Original story, printed September 2015:
Tampa Electric, subsidiary of TECO Energy, recently announced that the utility will build the largest solar project in the Tampa Bay area. The 25-megawatt (MW) facility will feature more than 70,000 solar panels on 125 acres of company-owned land at the Big Bend Power Station in Apollo Beach. The project is scheduled to be completed sometime in 2016 and will be the largest ever solar project built by Tampa Electric with the capacity to power more than 3,500 homes.
The new solar panels will help reduce carbon dioxide emissions.
“Here is another opportunity that we’ve taken to build something that’s actually going to reduce our emissions even further because when you’re generating power from a solar power plant, you don’t have to produce as much from a traditional coal plant,” said Sylvia Vega, public relations specialist at Tampa Electric. “There will also be a slight reduction in the fuel portion of the customer bill which will happen immediately as soon as this is operational next year.”
The Big Bend installation is the second large-scale solar project being built by Tampa Electric. The first, a 2-MW facility at Tampa International Airport, is under construction on the top floor of the airport’s south economy parking garage.

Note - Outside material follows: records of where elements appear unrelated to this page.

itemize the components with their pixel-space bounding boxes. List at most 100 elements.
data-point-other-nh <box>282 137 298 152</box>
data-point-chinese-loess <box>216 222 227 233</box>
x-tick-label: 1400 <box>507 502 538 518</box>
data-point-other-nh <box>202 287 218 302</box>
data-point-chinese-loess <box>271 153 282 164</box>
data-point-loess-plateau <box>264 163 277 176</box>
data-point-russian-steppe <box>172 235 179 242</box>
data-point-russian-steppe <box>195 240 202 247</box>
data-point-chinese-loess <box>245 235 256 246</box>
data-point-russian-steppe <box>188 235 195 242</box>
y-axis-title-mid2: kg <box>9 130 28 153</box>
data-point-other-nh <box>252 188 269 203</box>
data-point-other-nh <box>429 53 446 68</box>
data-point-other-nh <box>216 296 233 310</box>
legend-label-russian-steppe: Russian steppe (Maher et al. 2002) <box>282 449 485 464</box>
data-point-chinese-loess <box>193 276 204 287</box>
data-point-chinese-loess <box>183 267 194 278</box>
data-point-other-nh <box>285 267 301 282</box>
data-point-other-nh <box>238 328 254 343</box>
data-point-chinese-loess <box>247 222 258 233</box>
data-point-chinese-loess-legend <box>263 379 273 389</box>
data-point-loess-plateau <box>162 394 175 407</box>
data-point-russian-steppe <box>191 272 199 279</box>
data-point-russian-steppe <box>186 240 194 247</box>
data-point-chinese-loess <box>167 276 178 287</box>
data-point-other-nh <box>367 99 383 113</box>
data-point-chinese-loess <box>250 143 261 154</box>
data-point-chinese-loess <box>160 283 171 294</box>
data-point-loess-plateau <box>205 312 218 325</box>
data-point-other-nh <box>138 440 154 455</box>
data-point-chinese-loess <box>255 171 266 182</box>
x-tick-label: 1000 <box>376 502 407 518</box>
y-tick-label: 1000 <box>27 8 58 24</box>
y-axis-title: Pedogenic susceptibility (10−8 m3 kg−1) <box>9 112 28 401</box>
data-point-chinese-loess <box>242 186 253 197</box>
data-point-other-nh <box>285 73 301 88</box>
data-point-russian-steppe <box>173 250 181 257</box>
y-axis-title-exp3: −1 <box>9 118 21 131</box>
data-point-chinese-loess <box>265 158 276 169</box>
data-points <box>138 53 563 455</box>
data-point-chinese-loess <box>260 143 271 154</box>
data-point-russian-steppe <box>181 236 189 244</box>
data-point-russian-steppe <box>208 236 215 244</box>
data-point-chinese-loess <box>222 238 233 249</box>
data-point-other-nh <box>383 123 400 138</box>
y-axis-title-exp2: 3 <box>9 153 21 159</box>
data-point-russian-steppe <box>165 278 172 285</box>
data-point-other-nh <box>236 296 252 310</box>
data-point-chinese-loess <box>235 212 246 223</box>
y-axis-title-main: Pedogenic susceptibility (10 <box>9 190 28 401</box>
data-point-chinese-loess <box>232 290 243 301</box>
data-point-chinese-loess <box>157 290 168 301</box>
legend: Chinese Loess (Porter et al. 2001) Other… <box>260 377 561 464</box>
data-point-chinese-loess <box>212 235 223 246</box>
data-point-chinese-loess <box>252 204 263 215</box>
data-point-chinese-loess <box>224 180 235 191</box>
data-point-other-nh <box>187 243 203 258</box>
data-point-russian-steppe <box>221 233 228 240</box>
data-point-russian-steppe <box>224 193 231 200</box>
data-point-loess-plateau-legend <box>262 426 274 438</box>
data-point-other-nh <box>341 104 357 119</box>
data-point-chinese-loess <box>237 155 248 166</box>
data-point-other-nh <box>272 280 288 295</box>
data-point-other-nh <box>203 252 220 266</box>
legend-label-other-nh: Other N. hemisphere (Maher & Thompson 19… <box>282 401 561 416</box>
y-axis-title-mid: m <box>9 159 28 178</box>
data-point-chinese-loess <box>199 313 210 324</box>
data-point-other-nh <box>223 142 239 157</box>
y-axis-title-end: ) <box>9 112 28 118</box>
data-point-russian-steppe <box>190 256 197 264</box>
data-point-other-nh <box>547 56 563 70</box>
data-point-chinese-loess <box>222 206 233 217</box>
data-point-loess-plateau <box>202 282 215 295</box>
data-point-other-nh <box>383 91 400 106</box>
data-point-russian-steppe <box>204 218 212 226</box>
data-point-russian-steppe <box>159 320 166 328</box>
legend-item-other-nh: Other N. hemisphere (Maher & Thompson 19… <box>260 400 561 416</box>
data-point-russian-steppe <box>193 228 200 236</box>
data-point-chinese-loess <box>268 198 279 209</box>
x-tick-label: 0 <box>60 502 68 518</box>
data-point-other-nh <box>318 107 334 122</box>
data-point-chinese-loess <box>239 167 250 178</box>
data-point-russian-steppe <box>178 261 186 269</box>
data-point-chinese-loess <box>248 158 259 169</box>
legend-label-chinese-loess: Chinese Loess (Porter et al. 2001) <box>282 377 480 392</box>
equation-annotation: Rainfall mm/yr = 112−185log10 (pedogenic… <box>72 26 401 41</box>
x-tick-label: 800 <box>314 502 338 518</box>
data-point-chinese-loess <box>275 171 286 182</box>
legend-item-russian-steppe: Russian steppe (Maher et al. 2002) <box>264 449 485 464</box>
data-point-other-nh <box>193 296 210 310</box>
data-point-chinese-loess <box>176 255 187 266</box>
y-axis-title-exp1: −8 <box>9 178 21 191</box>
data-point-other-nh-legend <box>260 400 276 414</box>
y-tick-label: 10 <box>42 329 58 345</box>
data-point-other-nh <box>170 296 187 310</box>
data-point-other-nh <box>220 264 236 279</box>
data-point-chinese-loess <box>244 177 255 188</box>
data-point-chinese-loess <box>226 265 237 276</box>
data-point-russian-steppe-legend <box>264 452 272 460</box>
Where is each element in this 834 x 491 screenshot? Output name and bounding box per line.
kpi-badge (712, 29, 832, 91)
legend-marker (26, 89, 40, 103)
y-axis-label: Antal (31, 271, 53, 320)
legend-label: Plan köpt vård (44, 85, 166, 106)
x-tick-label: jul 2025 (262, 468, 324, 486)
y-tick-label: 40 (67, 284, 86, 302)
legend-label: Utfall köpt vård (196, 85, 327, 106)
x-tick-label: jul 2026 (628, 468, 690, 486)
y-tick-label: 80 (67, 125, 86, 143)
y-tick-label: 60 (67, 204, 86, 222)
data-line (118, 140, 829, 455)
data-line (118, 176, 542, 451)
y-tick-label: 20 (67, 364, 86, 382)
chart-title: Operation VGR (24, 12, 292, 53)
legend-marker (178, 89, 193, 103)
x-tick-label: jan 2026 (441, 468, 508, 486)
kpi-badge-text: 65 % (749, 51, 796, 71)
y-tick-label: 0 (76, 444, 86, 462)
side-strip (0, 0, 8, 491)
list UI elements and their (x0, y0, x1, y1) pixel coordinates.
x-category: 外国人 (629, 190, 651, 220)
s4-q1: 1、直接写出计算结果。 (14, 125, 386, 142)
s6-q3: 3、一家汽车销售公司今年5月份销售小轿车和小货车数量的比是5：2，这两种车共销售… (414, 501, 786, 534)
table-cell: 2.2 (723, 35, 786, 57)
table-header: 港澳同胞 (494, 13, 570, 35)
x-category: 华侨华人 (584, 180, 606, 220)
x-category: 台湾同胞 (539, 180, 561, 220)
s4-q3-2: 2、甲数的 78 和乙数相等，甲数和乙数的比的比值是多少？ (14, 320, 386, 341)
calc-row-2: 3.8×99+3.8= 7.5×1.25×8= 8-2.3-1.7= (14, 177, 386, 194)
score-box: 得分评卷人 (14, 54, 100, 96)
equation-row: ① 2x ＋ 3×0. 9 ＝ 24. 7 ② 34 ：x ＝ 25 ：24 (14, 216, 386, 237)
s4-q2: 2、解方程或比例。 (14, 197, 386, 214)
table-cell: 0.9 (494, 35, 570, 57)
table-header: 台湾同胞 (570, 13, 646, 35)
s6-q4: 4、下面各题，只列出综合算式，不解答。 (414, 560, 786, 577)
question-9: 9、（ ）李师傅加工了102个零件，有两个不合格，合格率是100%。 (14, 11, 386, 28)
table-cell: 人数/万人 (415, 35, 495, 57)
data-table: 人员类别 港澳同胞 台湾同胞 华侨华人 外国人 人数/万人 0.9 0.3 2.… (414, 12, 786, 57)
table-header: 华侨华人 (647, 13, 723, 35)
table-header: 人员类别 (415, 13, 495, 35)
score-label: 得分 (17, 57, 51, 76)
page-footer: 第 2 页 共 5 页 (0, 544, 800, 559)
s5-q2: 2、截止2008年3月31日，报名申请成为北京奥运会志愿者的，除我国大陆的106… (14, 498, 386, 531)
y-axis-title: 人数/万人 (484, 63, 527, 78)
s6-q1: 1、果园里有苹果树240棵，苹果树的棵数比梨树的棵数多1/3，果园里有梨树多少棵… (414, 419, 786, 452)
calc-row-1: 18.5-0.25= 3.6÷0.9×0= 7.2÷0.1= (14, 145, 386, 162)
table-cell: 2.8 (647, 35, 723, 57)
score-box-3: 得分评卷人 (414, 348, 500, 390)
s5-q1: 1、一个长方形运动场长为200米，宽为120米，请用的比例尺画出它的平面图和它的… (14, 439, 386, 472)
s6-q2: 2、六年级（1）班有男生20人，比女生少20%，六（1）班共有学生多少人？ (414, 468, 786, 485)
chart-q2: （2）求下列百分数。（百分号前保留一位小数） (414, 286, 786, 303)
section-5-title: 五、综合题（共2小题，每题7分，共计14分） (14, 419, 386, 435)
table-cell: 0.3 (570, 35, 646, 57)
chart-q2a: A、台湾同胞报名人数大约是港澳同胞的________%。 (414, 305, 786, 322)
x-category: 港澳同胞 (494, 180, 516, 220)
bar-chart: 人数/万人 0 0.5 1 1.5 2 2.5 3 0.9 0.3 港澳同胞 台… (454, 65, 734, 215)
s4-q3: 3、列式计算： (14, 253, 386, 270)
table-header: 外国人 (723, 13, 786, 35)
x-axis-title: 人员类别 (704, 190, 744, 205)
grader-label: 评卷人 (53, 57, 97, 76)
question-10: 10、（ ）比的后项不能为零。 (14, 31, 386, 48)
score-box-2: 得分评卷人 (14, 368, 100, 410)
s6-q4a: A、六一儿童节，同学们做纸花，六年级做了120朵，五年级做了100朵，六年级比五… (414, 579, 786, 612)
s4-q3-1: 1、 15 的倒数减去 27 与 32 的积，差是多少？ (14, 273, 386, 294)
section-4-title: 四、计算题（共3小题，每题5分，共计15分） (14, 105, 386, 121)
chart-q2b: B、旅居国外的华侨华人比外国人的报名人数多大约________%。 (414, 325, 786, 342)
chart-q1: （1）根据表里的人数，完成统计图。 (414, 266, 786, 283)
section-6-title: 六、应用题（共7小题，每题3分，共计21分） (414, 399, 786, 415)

Scheduled to be completed and online by the end of the year, it will be able to produce enough electricity to power up to 250 homes, or roughly the equivalent of the airport’s new 1.4-mile automated people mover.
“Tampa Electric has a long history of pursuing and supporting solar power,” said Gordon Gillette, president of Tampa Electric and Peoples Gas. “With this project, we will have invested more than $50 million in solar since 2000. We’re pleased to be able to demonstrate our commitment to providing our customers with more renewable energy by taking advantage of declining solar system prices and the land we own at Big Bend.”